Aunque el desarrollo robótico de Tesla no esté generando grandes espectáculos públicos, avanza de manera constante. La compañía ya ha desplegado alrededor de 1.000 robots humanoides Optimus en sus plantas de fabricación, incluidas las instalaciones de Texas y Fremont. Estos robots se están integrando gradualmente en el proceso productivo y están aprendiendo nuevas tareas.

La sabiduría convencional favorecía los manipuladores robóticos especializados para el trabajo en fábricas, cada uno dedicado a una función específica. Sin embargo, el progreso tecnológico está cambiando esa perspectiva. Un robot humanoide demuestra ser más versátil, ya que puede reconfigurarse para nuevas tareas sin requerir una renovación completa del equipo. Además, el costo de estos robots está disminuyendo gradualmente, mientras que sus capacidades se expanden mediante actualizaciones de software. Tesla tiene como objetivo reducir el precio de una unidad Optimus al rango de 20.000 a 30.000 dólares.

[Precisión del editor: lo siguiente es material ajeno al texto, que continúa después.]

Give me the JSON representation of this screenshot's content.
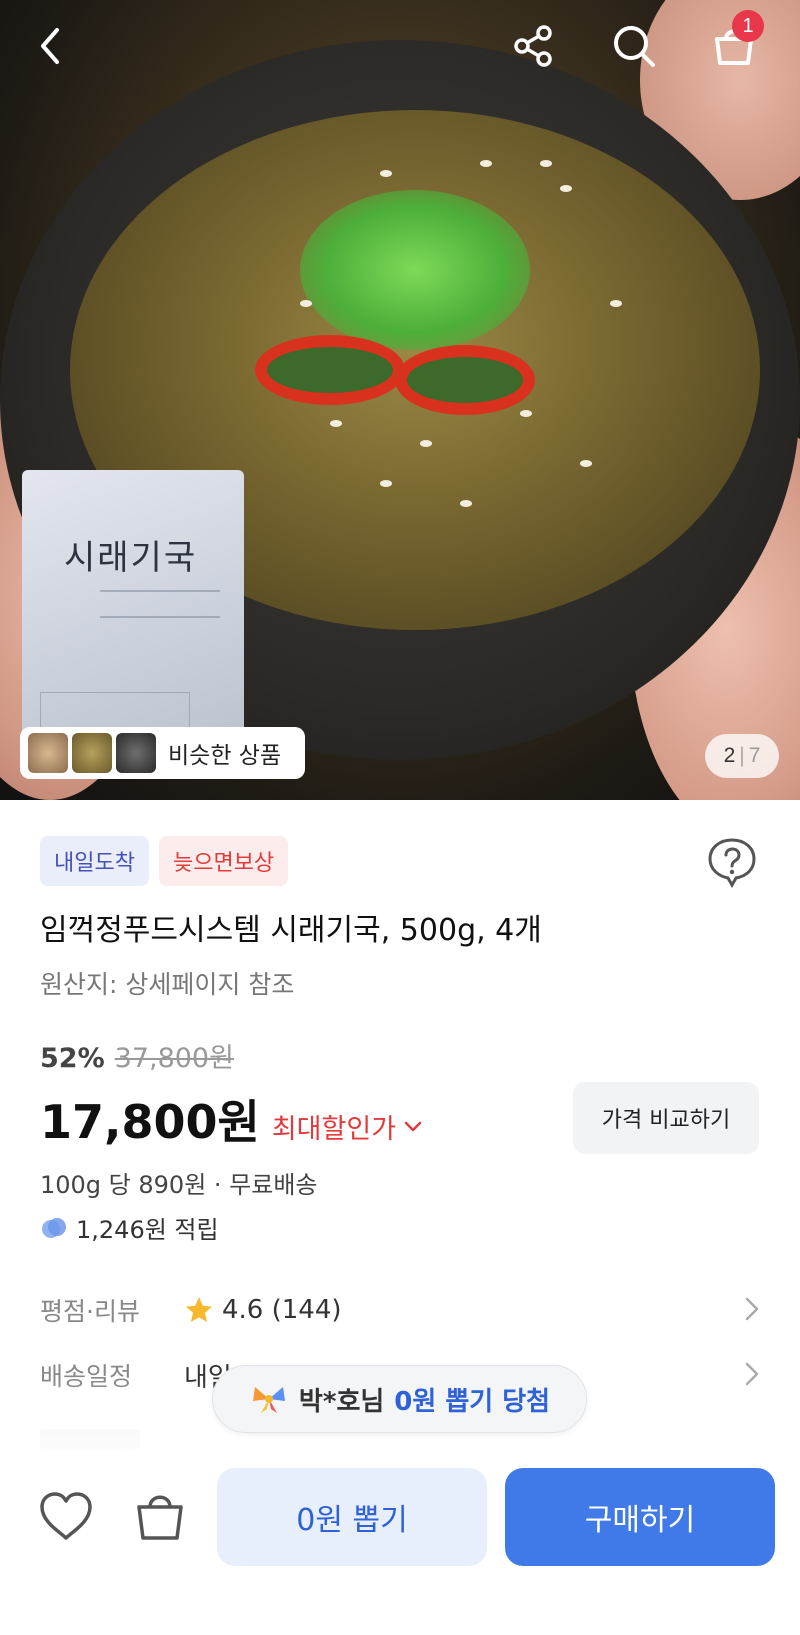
{
  "topbar": {
    "back_icon": "chevron-left-icon",
    "share_icon": "share-icon",
    "search_icon": "search-icon",
    "cart_icon": "cart-icon",
    "cart_badge": "1",
    "badge_color": "#e8374a"
  },
  "hero": {
    "package_text": "시래기국",
    "similar_label": "비슷한 상품",
    "image_index": "2",
    "image_total": "7"
  },
  "badges": [
    {
      "label": "내일도착"
    },
    {
      "label": "늦으면보상"
    }
  ],
  "product": {
    "title": "임꺽정푸드시스템 시래기국, 500g, 4개",
    "origin": "원산지: 상세페이지 참조",
    "discount_rate": "52%",
    "original_price": "37,800원",
    "price": "17,800원",
    "max_discount_label": "최대할인가",
    "compare_button": "가격 비교하기",
    "unit_price": "100g 당 890원 · 무료배송",
    "points": "1,246원 적립"
  },
  "info_rows": {
    "rating_label": "평점·리뷰",
    "rating_value": "4.6 (144)",
    "shipping_label": "배송일정",
    "shipping_value": "내일"
  },
  "toast": {
    "name": "박*호님",
    "highlight": "0원 뽑기 당첨"
  },
  "bottom": {
    "draw_button": "0원 뽑기",
    "buy_button": "구매하기"
  },
  "colors": {
    "accent_blue": "#3f7ae8",
    "sale_red": "#e23b3b",
    "star_yellow": "#f5b82e"
  }
}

Actualmente, los robots Optimus se utilizan principalmente para mover carga, clasificar celdas de batería y ensamblar paquetes de baterías. Las fábricas ya emplean robots de tercera generación equipados con manipuladores de mano más complejos que cuentan con 22 grados de libertad. En el diseño del brazo, algunos actuadores se han reubicado en el área del antebrazo, y el control de los dedos se implementa mediante un sistema que imita tendones. Los sensores en las yemas de los dedos permiten al robot calibrar con precisión la fuerza de agarre, lo que le permite manejar objetos de diversa durabilidad de manera segura.

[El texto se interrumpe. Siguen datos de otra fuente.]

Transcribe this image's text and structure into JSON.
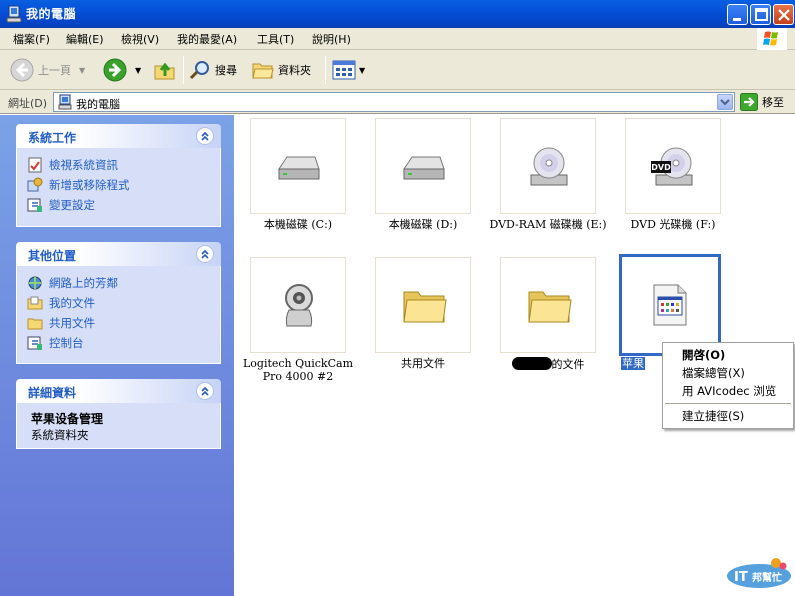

En el lado del software, los robots se entrenan utilizando la arquitectura FSD v15, desarrollada originalmente para el Autopilot de Tesla. Esto permite a Optimus evaluar su entorno con ocho cámaras, aprender rápidamente nuevas operaciones y transmitir comandos directamente a sus actuadores. Este enfoque reduce el tiempo de entrenamiento a solo unas horas, en comparación con las semanas requeridas para la programación tradicional.

Simultáneamente, el campo de la robótica está adoptando cada vez más los Modelos de Comportamiento a Gran Escala (LBMs), que describen la interacción de una máquina con el mundo real. Tesla ya está construyendo un edificio dedicado en Texas para la producción en masa de Optimus y planea aumentar la producción a 50.000 robots para fin de año. De cara al futuro, la compañía anticipa introducir una versión doméstica de Optimus, aunque esto depende del desarrollo de software y de garantizar una interacción segura con humanos y animales.

Para que los robots reemplacen completamente a los humanos en las líneas de producción, aún quedan varios obstáculos técnicos. Específicamente, necesitan lograr una operación extendida sin recarga y aumentar la durabilidad de sus actuadores, que se desgastan con el uso continuo. Tesla afirma actualmente que Optimus puede trabajar de 8 a 10 horas sin detenerse, lo que ya le permite cubrir múltiples turnos de trabajadores cuando se despliegan suficientes robots.

El despliegue de tales robots abre nuevas vías para los negocios y la industria, pero también plantea preguntas sobre el futuro de la fuerza laboral. En este contexto, el auge de la robótica está creando nuevas oportunidades de ingresos: los desarrolladores de software podrán crear soluciones para utilizar robots humanoides en logística, cuidado, construcción y otros sectores.